While you may recognize him as a talking-head on VH1’s Fabulous Life, he’s taken some time from his current Austalian jaunt to offer his thoughts on the state of the homo nation.

Listen up, kiddies, because it’s a very important message. And when we say important, we mean the spot-on rantings of a bitter fag (don’t be fooled by the cheery picture).

Power Poof
By Jono

Just because you’re gay doesn’t make you interesting. It doesn’t make you creative. And lord knows it doesn’t make you a great conversationalist. It means you suck dick.

There, I said it.

There seems to be this obtuse myth that guys have fallen for that they’re remarkable just because the like cock. It probably started when their parents told them all they were “special” just because they were different. Yeah, right.

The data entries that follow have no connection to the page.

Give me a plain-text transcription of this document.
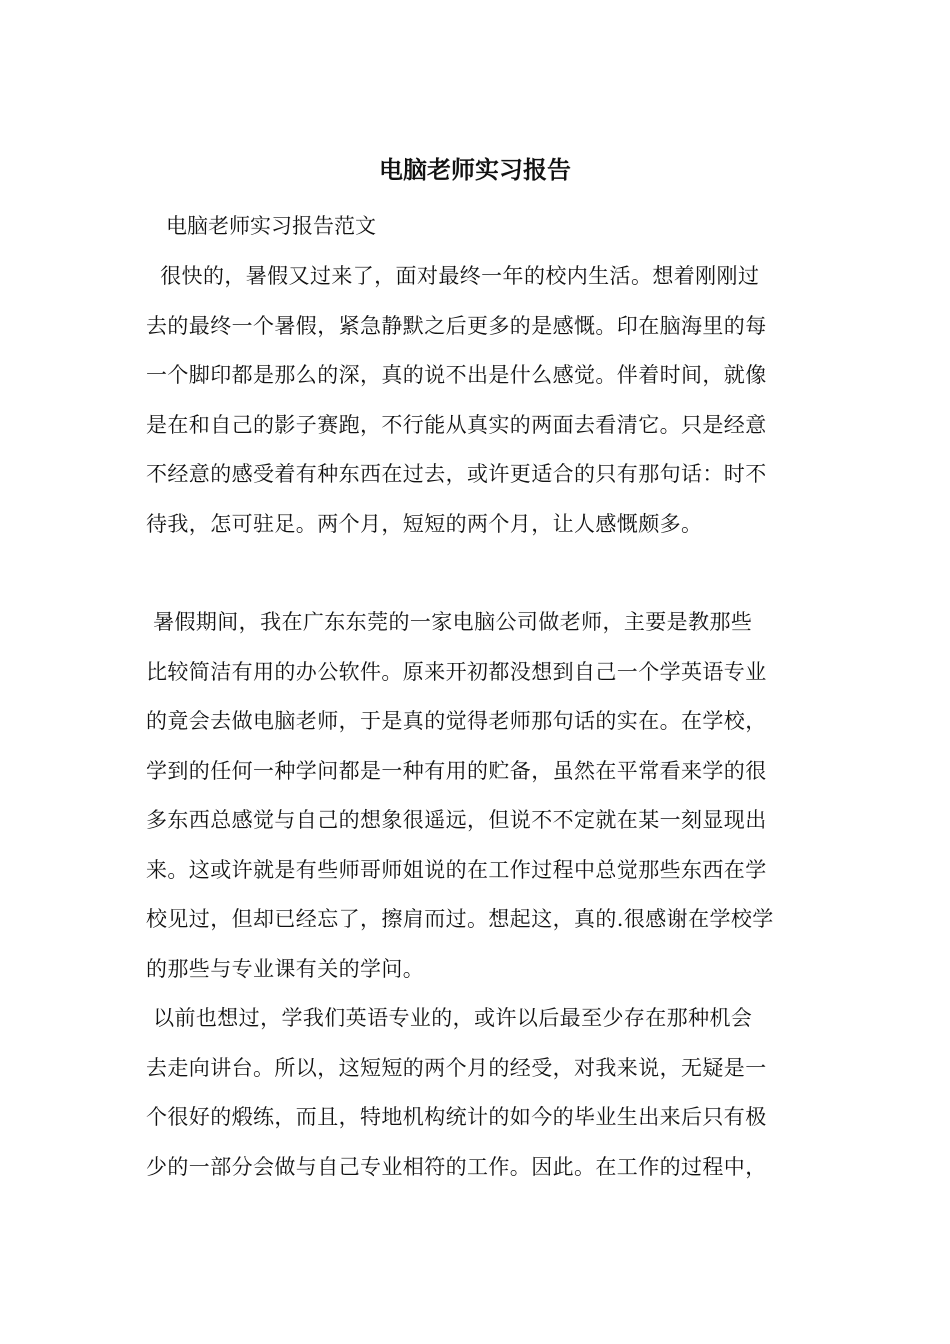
电脑老师实习报告

电脑老师实习报告范文

很快的，暑假又过来了，面对最终一年的校内生活。想着刚刚过
去的最终一个暑假，紧急静默之后更多的是感慨。印在脑海里的每
一个脚印都是那么的深，真的说不出是什么感觉。伴着时间，就像
是在和自己的影子赛跑，不行能从真实的两面去看清它。只是经意
不经意的感受着有种东西在过去，或许更适合的只有那句话：时不
待我，怎可驻足。两个月，短短的两个月，让人感慨颇多。
暑假期间，我在广东东莞的一家电脑公司做老师，主要是教那些
比较简洁有用的办公软件。原来开初都没想到自己一个学英语专业
的竟会去做电脑老师，于是真的觉得老师那句话的实在。在学校，
学到的任何一种学问都是一种有用的贮备，虽然在平常看来学的很
多东西总感觉与自己的想象很遥远，但说不不定就在某一刻显现出
来。这或许就是有些师哥师姐说的在工作过程中总觉那些东西在学
校见过，但却已经忘了，擦肩而过。想起这，真的.很感谢在学校学
的那些与专业课有关的学问。
以前也想过，学我们英语专业的，或许以后最至少存在那种机会
去走向讲台。所以，这短短的两个月的经受，对我来说，无疑是一
个很好的煅练，而且，特地机构统计的如今的毕业生出来后只有极
少的一部分会做与自己专业相符的工作。因此。在工作的过程中，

Special is as special does. Interesting is as interesting does. I am so bored with these gay guys who think they are “special” merely because they got out of bed one day and came out of the closet. We’re here! We’re queer! And we’re drinking Starbucks triple caramel lattes and wearing khaki Gap twills!

Fuck off.

There used to be such an intense power within the community. Where did it come from? I don’t know. Maybe it built up through years of torment and mainstream banishment. Maybe it was because only the strongest, bravest, and cleverest of boys could move beyond the closet. Maybe this power sprang from the culture-at-large: a culture that consistently pummeled and excluded the gays, forcing us to turn inward, where we discovered hidden talents.

Regardless of their origins, these hidden talents often manifested themselves in the intellectual and creative spheres that continue to resonate throughout our world. Giants like Truman Capote and James Baldwin yielded unmitigated power through the pen. Oscar Wilde could slit your throat with wit and intellectual ridicule. And all would kneel before Quentin Crisp: a queen worthy of that title and rank. Now these were gays!

Gays weren’t just sucking dick. Sure they did that, but it wasn’t all they were doing and it certainly wasn’t what defined them as being gay.

Now calm down. Yes, there are all sorts of gay guys out there who are interesting, who are creative and who can carry a great conversation. So don’t get your panties in a knot if you fall into this category. I’m sure you are the most interesting person you know, maybe even the most interesting person I know – I live in Chelsea.

The trouble is this tidal wave of gays who have circuit partied their way onto the lavender stage and clamed the homo mantel as their own. We need our own film, a film like An Inconvenient Truth that shows the slow encroachment of the middle-of-the-road gay and how we were asleep at the wheel when they devastated the planet through banal conversations about DJ’s and gym routines.

Seeing the world is more than getting on the gay Greyhound tour of circuit parties and gay bars. Put down the US Weekly kids and pick up something written above the third grade level (no, really, because I need someone to talk to).

The buck stops here.

Every gay must question his gayness not by who they are sleeping with, but what are they doing to contribute to the long history of out-of-the-ordinary, intelligent, creative and fascinating queers. By doing so, our generation will bring a new power to the poof that has been dwindling since the 1990’s, making us all worthy of the title “gay”.